In the final analysis we can say that Gothic Art was some what a study of the dark aspects of religious nomenclature while the Renaissance Art was only celebration of humanity. The religious overtones of the Gothic period made way for the philosophical understandings and human psychological aspects in the Renaissance era. Along with the development in all the spheres in learning and especially in science, technology and mathematics, Europe learned to look to religion by a new light due to the comprehensive works of great masters of Arts and craft (Haughton, pp. 229-233).

The Gothic art were mostly prominent in architectures and frescoes while in the Renaissance Age we see the abundance of painters. The renewed interest in the Classical literature provided the artists with many new subjects to deal with and they really used them to the full extent. Renaissance is generally considered as one of the greatest chapters of human history, similarly Renaissance art is also one of the most glorified chapters of the history of arts. But we have to remember in the case that Gothic Art actually paved the way for Renaissance art and as the predecessor of it and also of Modern Gothic art it has its place in History (Haughton, pp. 229-233).

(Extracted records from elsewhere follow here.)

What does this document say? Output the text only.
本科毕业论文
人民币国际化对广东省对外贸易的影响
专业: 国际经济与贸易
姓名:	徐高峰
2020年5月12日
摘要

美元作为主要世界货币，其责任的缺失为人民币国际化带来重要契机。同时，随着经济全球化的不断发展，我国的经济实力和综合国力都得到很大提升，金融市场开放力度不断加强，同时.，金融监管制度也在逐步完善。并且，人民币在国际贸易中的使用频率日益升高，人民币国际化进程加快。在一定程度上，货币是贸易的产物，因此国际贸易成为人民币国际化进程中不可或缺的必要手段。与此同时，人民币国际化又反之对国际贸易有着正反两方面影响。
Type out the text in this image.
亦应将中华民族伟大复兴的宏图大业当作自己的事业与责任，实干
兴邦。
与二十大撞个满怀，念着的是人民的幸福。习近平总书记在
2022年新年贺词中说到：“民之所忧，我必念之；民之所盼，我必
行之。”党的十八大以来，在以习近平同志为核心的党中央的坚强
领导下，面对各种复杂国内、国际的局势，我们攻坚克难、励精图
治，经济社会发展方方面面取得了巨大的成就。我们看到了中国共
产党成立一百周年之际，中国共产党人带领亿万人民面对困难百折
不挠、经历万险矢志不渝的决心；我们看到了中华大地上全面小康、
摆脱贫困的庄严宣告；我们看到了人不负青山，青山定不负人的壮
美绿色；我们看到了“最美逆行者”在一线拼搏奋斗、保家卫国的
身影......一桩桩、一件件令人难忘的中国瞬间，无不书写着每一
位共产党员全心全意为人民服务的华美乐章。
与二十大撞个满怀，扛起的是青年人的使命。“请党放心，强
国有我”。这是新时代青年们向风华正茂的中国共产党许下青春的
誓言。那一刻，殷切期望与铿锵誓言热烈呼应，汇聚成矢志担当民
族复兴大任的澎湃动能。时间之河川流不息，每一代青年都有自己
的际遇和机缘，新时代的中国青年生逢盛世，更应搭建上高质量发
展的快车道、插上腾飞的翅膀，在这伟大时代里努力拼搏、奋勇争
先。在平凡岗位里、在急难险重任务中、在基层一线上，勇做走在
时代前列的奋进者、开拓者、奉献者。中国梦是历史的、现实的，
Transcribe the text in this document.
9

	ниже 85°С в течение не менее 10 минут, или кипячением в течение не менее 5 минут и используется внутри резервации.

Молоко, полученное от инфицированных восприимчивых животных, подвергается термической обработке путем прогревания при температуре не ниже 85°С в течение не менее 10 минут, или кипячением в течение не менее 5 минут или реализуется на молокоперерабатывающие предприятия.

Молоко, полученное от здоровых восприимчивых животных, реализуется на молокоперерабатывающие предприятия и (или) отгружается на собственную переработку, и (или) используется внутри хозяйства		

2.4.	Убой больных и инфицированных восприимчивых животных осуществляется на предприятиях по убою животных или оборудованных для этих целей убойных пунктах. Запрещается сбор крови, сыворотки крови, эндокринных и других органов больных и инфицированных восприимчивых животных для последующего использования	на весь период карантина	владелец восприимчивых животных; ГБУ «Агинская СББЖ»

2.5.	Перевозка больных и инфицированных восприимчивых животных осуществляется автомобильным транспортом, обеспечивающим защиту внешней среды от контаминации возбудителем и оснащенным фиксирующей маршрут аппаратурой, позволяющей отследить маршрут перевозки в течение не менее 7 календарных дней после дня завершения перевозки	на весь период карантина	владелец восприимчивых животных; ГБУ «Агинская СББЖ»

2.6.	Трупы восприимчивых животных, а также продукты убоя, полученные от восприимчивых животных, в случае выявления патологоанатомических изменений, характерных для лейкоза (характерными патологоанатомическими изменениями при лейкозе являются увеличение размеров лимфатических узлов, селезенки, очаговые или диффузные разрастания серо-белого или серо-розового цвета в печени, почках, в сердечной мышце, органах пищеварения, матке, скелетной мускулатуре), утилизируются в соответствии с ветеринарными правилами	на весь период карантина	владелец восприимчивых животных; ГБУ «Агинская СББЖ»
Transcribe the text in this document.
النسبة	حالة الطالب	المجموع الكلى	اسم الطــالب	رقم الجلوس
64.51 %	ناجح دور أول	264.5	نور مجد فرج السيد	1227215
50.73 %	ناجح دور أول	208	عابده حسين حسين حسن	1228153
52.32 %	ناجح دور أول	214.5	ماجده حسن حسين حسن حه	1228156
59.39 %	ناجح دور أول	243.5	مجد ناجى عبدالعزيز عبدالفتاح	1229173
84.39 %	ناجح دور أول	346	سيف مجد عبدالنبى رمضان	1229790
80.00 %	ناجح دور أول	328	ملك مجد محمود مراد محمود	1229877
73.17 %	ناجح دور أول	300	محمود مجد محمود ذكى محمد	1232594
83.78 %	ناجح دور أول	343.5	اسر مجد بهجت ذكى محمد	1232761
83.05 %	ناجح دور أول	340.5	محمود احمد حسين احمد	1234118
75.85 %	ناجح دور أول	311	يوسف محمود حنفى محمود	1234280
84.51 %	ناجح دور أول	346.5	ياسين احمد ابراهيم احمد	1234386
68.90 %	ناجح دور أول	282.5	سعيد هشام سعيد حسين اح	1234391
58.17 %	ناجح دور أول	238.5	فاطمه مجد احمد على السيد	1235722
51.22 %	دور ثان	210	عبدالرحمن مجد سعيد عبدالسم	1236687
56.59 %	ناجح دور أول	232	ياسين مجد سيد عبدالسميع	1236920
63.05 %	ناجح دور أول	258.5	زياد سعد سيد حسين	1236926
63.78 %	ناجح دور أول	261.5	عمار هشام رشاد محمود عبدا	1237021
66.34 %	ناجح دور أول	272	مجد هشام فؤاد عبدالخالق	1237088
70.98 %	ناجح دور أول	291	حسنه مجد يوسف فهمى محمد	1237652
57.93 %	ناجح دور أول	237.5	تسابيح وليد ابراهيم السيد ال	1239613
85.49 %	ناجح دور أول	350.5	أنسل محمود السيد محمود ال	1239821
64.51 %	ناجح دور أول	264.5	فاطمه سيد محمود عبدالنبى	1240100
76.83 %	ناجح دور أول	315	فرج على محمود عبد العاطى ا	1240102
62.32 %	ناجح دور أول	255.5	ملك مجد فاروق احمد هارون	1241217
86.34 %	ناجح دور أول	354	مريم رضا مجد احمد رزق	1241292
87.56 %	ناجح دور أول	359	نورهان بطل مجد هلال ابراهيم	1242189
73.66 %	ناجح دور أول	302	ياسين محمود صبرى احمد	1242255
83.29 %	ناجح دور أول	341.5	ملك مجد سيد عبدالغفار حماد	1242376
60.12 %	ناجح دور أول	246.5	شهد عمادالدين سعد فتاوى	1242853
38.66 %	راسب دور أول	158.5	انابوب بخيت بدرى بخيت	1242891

Both of the two art forms have given us great artists and great arts that went on to enrich the human society in all the ways. The brilliance of artists like Fra Guglielmo, Glottino, and Herman Limbourg in the Gothic period and Leonardo da Vinci, Michelangelo, Raphael, Donatello all mixed together to create one of the greatest chapters in Art. The myriad periods will always be remembered in the history of mankind as the stages that advanced the society many a steps.

Works Cited

  1. Dunlop, Anne. “Did the Renaissance have a Renaissance?” Art History 21.3, (1998): 440-445.
  2. Hansson, Stina. “The lament of the language: Gothic Renaissance.” Renaissance Studies 23.2, (2009): 151-160.
  3. Haughton, Neil. “Perceptions of beauty in Renaissance art.” Journal of Art 3.4, (2004): 229-233.
  4. Stone, Mark. “Conscience in Renaissance moral thought: a concept in transition?” Renaissance Studies 23.4, (2009): 423-444.